Paru dans Scolaire le mercredi 09 janvier 2013.

"Dans la loi de 2005, les pouvoirs publics reconnaissent officiellement la dyslexie comme un handicap. Sous couvert de 'reconnaître' le handicap que constituent les troubles des apprentissages, ils ont en fait éludé la question pédagogique. Pourtant, en l’état actuel de la recherche, il est difficile d’affirmer que les difficultés d’apprentissage de la lecture, chez les élèves qui seront rapidement classés comme ‘dyslexiques’, relèvent vraiment de dysfonctionnements cognitifs." C'est ce que montre l'ouvrage de la sociologue Sandrine Garcia (université Paris-Dauphine), "A l'école des dyslexiques" qui doit paraître aux éditions La Découverte le mois prochain. Elle répond à nos questions.

ToutEduc : Quelles sont les conclusions de votre enquête ?

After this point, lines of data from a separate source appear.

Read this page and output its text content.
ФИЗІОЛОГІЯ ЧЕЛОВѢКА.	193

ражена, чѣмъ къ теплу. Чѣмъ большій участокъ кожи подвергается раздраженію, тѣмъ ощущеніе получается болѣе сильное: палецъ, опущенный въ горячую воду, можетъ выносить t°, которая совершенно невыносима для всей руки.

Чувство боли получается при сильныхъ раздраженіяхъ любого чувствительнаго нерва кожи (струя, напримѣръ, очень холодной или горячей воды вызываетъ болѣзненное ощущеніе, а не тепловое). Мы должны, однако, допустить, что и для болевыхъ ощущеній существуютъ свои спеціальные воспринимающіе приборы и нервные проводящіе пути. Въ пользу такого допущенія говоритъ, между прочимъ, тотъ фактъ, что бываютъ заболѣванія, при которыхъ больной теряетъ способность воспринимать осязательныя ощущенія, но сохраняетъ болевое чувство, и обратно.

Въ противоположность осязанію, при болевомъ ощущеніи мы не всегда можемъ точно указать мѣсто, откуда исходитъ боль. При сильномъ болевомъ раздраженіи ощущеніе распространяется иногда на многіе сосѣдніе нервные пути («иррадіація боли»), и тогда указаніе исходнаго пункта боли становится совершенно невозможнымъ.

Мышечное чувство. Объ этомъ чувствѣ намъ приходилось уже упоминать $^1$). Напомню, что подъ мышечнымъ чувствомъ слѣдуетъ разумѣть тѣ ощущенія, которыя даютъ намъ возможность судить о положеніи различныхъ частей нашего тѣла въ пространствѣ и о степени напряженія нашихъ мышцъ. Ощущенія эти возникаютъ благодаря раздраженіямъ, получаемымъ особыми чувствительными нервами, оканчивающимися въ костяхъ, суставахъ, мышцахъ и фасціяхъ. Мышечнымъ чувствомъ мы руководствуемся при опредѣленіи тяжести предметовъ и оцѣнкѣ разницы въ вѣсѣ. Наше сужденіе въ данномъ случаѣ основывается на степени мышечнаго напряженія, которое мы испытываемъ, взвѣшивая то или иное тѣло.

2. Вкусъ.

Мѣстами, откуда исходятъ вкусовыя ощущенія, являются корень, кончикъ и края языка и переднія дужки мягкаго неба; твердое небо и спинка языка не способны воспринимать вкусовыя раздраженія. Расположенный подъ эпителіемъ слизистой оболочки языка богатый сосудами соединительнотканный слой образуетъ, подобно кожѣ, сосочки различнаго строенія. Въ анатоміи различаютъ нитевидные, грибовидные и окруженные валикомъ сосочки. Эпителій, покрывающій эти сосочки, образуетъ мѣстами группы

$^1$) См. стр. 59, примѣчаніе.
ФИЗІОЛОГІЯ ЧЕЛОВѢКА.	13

Sandrine Garcia : En travaillant sur la production de normes dans le domaine de la lecture, j’ai constaté qu'une "pédagogie fonctionnelle de la lecture" s'était imposée entre 1975 et 1980. Elle a eu pour effet la dévalorisation des aspects les plus techniques de l’apprentissage de la lecture. On a opposé la compréhension et le déchiffrage, comme s'ils n'étaient pas liés, au profit de la compréhension. On a voulu enseigner par imprégnation à partir de textes "vrais", "authentiques", c'est-à-dire des textes ayant une fonction sociale (non écrits pour une méthode) , comme des recettes de cuisine, des affiches, des articles de journaux ou de la littérature jeunesse. Cela a eu comme conséquence de nier les difficultés réelles de cet apprentissage. Dans les années 1980, des experts ont mis l'accent sur le désir de lire de l'élève, le "projet de lecture" et sur l'importance de "la vérité du texte", le sens des textes, leur valeur culturelle, sur le "aimer lire". Du coup, les enseignants négligent parfois le déchiffrage et la lecture à haute voix qui se trouvent délégués aux orthophonistes dont le nombre a fortement augmenté depuis les années 1980. Parallèlement s’est développé une mobilisation de parents pour voir qualifier de dyslexie, donc de trouble susceptible d'être pris en charge par la sécurité sociale, des difficultés qui relèvent de l'apprentissage et non du médical ou du paramédical.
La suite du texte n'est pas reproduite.